Visualising Attitudes to Data: A Lego-based exploration

This workshop employs the methods of our ongoing collaborative research project for the UK Defence Science and Technology Laboratory (DSTL) conducted in collaboration with the Universities of Liverpool, Exeter, and Surrey. Our workshops are designed to visualise how organisations can improve their understanding of data. This analysis is framed around principles of confidentiality, integrity, and availability (See Von Solms & Van Niekerk, 2013 & Samonas & Coss, 2014). Employing Lego as a creative tool has been used in previous studies such as Coles-Kemp, Jensen, & Heath (2020) who held workshops for participants to outline their perceived cyber (in)securities. Other studies have focused on risk visualisation (Hall, Heath, & Coles-Kemp, 2015) and everyday data security (Coles-Kemp & Hansen, 2017). Asprion et al. (2020) similarly utilised Lego Serious Play as an educational tool for visualisation and Rashid et al (2020) have used Lego as a tool for wargaming cyberattacks. Our research emphasises the importance of sociotechnical factors in decision-making within organisations, highlighting attitudes to the use of data, data awareness levels, and perceived security threats.

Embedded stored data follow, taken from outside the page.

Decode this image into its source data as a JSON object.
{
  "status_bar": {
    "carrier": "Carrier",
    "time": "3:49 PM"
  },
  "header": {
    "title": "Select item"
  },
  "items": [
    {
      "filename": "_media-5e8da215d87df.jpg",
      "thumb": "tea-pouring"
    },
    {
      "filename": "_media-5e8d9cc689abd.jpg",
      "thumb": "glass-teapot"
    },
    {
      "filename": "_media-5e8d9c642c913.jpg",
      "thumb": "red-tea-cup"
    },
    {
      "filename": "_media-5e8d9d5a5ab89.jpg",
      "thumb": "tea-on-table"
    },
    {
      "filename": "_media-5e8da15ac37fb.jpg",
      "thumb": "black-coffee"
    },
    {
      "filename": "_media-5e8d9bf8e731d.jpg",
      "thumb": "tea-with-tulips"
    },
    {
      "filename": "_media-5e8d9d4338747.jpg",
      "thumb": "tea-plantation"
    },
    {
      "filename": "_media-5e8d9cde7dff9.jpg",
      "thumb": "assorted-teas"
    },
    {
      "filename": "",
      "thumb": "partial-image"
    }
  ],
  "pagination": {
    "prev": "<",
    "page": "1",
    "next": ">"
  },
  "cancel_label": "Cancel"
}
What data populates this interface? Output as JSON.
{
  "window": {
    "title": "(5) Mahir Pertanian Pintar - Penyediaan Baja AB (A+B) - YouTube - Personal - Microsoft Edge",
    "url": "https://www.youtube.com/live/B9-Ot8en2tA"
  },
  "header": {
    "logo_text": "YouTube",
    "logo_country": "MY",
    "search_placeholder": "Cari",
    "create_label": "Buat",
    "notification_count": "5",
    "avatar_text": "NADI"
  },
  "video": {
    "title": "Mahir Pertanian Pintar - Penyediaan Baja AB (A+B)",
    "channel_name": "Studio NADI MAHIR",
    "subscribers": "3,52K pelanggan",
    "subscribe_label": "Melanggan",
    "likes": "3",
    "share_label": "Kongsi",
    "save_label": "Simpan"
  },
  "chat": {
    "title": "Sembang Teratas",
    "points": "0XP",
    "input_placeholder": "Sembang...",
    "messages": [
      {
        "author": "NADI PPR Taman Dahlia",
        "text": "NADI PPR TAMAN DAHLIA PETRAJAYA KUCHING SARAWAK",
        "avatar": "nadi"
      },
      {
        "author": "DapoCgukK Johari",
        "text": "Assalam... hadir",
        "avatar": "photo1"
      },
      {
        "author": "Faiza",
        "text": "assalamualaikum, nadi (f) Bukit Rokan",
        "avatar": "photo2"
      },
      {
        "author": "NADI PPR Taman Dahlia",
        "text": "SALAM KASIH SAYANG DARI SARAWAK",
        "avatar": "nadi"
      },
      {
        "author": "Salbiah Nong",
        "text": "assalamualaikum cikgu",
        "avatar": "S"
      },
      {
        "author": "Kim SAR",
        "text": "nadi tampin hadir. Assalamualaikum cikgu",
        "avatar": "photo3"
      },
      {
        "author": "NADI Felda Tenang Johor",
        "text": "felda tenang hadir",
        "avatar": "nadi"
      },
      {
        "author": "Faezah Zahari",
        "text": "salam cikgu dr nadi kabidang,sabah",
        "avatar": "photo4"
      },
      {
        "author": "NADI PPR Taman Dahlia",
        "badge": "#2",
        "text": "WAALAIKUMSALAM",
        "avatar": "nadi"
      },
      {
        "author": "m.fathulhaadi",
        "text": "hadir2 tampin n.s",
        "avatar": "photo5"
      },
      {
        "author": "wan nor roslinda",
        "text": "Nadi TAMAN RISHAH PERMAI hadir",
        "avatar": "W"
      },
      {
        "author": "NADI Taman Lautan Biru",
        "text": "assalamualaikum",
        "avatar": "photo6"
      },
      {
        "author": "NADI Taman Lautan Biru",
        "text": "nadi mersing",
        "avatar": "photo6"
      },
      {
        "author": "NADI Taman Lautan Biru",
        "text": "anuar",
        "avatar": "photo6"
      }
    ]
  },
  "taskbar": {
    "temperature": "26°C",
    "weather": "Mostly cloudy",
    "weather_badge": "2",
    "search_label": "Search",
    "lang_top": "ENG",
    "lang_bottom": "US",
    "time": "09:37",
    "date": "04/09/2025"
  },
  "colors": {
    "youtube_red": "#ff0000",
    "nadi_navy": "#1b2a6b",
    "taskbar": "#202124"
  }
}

Our workshop involves participants mapping data use in their personal and professional lives using Lego. Along with a colour-coded guide and annotation, the goal is for each group to produce their own personal/professional visualisation, highlighting attitudes to data with explicit reference to its confidentiality, integrity, and availability. Groups are asked to share and discuss their models, which serves as a reflective process while also providing rich, ethnographic data for the research team. The workshop length is two hours, and all necessary equipment is provided. The goals of the workshop are to explore the role of data among research participants. It poses the question of what the main challenges and risks are to utilising data effectively.

Participants are given an introductory skill-building task, and then volunteers are sought to narrate their model, exploring the meaning behind key components. From this, groups of 2 to 4 people are assigned to work together on building a shared-task model that focuses on the research questions. Time is allowed for brainstorming, and participants will be asked to reflect on a series of prompts to assist with what can seem like an abstract task. Participants are provided with a colour-coding guide to help visualise positive or negative attitudes towards confidentiality, integrity, and data availability. The exercise demonstrates how these attitudes can vary based on the context of a particular data flow. While our ongoing research is focused on British attitudes to data in the workplace - with a view to informing future policy direction in the UK government - our workshop has a wider conceptual value. We aim to offer key contributions to debates around the flow and interactions between personal and professional data; use of data in the workplace; surveillance concerns; everyday security dilemmas, accessibility and availability of data for innovation and beyond. Furthermore, we aim to demonstrate the value of creative methodologies in exploring complex phenomena.